When an application server is running, there may be times when all work processes are busy. The situation may arise where a work process needs a further work process in order to process its request. In particular when using RFC, dialog work processes reserve further dialog work processes. Deadlocks may occur when RFC cascades are used to parallelize the workload on an application server.
To resolve any deadlocks, the two-level concept of standby work processes and dynamic work processes has been implemented.
Standby work processes:
The type of standby work processes is always dialog (DIA). When the application server is started, the number of standby work processes is calculated from profile parameter rdisp/wp_no_restricted and then they are started. No further standby work procecesses can be created while the application server is running. They are kept free in normal operation and not used until the application server identifies a bottleneck and needs additional work processes to resolve it. In the process overview (transaction SM50) standby dialog work processes are indicated by status Standby. The profile parameter is set to 0 in the default setting, which means there are no reserved work processes.
Work processes started dynamically:
Dynamic work processes can have types dialog (DIA) or update (UPD, UPD2). If all work processes have status On Hold, the application server starts a process of this type dynamically. After the bottleneck has been resolved, the dynamic process is stopped again by the application server. The application server can resolve bottlenecks independently by starting dynamic work processes.
When an application server is started, as many work processes as the sum of the following profile parameters are started:
When the application server is started, the value of profile parameter rdisp/wp_max_no is set automatically to the sum of the configured work processes plus five dynamic work processes (provided that this it not covered by standby work processes). This setting is appropriate if deadlocks are only expected in exceptional cases. If there are many applications transmitting a large number of RFCs, we recommend you configure additional dynamic work processes. If you want to configure more than five dynamic work processes, the value of parameter rdisp/wp_max_no must be increased accordingly. If you configure the profile parameter value manually, you must ensure you set a value equal to or greater than the sum of configured work processes plus at least five work processes that are started dynamically.

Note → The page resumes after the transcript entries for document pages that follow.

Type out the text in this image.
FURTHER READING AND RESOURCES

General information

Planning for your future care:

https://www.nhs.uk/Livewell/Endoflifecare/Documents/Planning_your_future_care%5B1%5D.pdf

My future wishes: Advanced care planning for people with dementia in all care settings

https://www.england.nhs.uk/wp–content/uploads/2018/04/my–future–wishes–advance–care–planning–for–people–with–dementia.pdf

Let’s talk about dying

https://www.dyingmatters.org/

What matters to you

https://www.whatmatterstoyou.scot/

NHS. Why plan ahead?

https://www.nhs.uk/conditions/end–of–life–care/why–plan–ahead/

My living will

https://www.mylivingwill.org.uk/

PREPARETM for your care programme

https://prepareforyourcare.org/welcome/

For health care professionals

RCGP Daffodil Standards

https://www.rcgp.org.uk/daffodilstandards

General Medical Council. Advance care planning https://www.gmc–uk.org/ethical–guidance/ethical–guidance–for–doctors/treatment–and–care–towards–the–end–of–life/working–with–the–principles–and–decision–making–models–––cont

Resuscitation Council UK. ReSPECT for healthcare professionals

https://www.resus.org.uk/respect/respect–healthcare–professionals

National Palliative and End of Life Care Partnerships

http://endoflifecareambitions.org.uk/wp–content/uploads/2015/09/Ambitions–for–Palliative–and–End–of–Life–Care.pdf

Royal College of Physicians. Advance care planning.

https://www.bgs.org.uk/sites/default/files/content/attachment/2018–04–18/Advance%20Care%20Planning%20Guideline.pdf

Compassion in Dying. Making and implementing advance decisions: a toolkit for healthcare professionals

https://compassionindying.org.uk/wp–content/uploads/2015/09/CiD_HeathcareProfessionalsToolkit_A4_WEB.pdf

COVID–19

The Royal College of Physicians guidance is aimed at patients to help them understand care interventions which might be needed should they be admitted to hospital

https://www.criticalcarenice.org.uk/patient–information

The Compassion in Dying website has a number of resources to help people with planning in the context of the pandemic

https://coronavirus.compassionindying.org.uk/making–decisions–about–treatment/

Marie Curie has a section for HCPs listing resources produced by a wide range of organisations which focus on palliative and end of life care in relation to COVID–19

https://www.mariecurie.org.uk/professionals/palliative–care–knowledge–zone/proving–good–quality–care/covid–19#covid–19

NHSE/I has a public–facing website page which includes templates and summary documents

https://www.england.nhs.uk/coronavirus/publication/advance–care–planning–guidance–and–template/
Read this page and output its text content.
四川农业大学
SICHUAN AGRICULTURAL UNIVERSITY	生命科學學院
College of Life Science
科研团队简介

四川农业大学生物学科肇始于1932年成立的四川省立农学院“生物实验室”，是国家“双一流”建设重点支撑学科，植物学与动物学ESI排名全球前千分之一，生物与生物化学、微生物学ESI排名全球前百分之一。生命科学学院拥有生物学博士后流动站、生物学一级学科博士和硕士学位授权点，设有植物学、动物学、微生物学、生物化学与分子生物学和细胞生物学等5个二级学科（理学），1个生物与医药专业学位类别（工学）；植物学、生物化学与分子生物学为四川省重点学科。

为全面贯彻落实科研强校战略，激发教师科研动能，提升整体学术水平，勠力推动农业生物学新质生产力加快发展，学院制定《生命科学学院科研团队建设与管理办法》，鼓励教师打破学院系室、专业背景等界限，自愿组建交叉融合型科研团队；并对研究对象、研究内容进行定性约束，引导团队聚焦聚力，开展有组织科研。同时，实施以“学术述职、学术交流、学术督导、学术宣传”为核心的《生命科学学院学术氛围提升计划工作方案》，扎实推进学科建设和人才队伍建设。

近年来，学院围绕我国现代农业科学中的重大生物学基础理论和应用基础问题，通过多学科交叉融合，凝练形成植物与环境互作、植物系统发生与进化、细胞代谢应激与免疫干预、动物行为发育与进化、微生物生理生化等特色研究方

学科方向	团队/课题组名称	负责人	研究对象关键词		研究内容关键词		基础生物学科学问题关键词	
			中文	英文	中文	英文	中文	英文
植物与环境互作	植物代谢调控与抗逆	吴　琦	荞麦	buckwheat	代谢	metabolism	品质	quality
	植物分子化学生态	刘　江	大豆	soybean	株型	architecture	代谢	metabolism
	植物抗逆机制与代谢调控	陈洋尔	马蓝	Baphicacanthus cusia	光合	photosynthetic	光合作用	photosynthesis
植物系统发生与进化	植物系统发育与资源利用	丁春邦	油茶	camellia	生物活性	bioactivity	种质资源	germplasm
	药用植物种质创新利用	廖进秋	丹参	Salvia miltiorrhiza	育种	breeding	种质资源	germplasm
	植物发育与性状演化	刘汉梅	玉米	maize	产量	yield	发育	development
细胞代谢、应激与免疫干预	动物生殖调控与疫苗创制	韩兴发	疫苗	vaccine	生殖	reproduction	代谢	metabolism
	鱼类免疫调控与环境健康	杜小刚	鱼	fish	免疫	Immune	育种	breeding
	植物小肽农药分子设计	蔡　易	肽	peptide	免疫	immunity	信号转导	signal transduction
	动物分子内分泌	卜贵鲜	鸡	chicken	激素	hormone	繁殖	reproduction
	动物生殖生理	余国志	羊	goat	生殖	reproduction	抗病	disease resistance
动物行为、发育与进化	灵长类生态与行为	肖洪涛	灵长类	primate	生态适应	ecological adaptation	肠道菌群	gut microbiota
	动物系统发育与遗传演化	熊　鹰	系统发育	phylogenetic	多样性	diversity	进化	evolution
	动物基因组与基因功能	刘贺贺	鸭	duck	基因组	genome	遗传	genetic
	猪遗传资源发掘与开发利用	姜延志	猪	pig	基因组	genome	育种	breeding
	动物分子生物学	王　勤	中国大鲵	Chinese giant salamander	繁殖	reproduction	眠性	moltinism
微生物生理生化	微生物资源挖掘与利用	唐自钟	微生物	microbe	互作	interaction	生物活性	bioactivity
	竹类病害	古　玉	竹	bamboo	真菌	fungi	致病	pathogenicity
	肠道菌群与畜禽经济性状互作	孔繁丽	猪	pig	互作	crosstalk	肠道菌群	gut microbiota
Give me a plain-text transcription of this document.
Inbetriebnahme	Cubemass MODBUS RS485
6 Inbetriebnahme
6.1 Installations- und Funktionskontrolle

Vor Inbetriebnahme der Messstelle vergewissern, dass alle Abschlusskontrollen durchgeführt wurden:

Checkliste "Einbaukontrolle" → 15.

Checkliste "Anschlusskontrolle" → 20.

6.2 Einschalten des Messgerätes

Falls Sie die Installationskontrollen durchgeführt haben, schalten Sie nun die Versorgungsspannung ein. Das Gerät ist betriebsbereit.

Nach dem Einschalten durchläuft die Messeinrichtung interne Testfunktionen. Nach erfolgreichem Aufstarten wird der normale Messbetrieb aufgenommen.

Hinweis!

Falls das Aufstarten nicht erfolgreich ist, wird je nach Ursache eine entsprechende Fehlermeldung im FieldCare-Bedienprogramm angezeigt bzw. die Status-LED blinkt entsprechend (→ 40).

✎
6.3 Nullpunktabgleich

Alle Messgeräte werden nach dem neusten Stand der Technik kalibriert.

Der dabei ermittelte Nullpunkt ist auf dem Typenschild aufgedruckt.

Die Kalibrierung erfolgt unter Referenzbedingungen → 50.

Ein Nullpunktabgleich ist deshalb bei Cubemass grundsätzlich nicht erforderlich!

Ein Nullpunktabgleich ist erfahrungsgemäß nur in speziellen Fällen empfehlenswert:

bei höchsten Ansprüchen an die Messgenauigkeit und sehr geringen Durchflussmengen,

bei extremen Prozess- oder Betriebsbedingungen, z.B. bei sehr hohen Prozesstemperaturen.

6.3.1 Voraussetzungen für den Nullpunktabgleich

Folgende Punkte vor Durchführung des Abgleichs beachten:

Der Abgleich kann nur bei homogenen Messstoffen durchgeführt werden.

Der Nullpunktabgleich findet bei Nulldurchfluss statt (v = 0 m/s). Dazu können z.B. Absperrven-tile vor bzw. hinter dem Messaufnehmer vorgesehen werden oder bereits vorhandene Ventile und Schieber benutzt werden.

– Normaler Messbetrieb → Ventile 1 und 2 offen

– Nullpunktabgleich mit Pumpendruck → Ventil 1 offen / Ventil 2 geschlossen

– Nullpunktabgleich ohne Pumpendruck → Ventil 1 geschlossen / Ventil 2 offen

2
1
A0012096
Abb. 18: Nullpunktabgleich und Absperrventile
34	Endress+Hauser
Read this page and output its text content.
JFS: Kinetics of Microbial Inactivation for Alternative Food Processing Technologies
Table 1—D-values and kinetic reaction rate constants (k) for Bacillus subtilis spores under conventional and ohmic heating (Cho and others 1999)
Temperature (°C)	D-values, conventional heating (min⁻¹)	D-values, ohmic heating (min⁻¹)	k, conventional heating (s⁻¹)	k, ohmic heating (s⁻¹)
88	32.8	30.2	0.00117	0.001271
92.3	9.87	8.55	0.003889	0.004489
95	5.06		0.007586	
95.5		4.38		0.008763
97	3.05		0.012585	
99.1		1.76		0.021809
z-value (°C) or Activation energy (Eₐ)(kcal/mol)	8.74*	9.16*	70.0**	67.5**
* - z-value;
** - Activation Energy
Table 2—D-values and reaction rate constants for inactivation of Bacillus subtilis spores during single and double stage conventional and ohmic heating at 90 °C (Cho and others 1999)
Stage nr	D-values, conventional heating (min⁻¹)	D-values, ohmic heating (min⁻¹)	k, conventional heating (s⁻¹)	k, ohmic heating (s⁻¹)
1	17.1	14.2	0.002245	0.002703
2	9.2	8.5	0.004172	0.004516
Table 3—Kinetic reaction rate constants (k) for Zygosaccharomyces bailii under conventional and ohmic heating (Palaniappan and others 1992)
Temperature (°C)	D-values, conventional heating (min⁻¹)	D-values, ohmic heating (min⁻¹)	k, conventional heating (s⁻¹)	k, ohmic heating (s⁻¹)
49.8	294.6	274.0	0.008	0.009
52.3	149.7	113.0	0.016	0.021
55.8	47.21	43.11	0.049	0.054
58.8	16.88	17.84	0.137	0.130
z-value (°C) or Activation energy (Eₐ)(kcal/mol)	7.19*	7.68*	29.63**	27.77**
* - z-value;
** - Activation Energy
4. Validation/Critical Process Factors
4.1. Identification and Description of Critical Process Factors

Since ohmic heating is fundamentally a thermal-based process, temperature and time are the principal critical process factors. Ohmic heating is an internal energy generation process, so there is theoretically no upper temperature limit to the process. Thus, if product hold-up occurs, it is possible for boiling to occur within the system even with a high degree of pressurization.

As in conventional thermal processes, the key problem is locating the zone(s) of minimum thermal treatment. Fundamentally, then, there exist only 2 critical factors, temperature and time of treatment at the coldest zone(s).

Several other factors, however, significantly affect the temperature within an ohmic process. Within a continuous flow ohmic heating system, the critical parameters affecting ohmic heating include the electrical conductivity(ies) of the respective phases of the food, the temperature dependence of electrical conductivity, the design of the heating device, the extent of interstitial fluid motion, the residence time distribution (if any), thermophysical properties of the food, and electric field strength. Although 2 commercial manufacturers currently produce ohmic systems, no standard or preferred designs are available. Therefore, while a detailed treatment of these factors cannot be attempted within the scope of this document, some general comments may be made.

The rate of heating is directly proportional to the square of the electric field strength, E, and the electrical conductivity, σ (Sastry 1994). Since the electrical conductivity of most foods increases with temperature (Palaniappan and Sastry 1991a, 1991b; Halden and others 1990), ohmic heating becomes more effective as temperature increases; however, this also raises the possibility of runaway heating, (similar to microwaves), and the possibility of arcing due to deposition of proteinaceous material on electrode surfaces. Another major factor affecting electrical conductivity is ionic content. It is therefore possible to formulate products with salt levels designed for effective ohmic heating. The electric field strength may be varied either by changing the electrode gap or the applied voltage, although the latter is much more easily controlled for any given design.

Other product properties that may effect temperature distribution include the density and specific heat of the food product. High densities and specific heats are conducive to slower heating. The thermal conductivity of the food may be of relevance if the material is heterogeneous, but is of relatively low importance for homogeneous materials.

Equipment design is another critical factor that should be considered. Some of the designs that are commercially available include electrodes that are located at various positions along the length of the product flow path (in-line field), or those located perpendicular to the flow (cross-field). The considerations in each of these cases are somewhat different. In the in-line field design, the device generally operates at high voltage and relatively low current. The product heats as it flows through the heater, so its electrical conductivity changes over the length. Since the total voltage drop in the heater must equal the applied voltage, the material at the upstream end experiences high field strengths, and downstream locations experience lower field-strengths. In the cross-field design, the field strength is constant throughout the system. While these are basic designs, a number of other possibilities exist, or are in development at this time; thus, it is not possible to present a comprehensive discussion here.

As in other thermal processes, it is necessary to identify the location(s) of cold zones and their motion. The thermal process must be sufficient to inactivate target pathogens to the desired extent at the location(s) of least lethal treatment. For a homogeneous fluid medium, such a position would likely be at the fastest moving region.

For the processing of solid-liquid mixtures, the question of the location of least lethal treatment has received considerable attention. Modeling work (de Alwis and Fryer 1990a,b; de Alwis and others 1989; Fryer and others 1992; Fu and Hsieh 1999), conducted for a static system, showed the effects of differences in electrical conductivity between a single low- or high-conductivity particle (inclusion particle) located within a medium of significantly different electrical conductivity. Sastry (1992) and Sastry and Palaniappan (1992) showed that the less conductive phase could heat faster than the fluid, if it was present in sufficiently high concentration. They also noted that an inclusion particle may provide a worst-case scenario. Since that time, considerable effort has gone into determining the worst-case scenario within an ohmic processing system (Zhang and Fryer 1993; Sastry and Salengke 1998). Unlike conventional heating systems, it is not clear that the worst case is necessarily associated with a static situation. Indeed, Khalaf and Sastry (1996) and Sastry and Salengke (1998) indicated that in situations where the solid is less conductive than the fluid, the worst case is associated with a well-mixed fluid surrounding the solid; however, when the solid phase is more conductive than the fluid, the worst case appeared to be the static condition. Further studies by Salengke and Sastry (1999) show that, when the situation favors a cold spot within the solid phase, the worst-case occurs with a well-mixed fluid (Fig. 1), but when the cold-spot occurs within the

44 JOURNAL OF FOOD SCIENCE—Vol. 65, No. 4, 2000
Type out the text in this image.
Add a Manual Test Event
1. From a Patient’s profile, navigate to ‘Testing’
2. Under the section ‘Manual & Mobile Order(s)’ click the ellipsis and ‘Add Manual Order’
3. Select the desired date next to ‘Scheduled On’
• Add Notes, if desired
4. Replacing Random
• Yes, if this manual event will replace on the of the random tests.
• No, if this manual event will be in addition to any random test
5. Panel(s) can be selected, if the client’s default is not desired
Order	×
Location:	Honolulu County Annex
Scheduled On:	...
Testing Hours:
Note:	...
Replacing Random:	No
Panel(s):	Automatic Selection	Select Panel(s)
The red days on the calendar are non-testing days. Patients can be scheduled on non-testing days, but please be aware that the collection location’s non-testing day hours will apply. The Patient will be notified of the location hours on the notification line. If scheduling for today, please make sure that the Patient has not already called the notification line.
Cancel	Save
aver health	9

With profile parameter rdisp/max_dynamic_wp_alive_time you can define the lifetime of a dynamic work process. The lifetime refers to the length of time a work process remains active after it has processed a request.
Example 1:
The parameters are set as follows:
Maximal number of work processes = rdisp/wp_max_no = 30
Maximal number of dialog work processes = rdisp/wp_no_dia = 16
Maximal number of batch work processes = rdisp/wp_no_btc = 3
Maximal number of update work processes = rdisp/wp_no_vb = 1
The difference between the maximum number of work processes in the application server = 30, and the sum of configured work processes = 20 (16 + 3 + 1) is
the number of configured dynamic work processes = 10.
2. Example:
The parameters are set as follows:
Maximum number of work processes = rdisp/wp_max_no is set to the default value. This is the sum of all configured work processes + 5.
Number of dialog work processes = rdisp/wp_no_dia = 16
Maximal number of batch work processes = rdisp/wp_no_btc = 3
Maximal number of update work processes = rdisp/wp_no_vb = 1
Sum of all configured work processes = 20 (16 + 3 + 1),
Five dynamic work processes are also added. The maximum number of work processes is 25.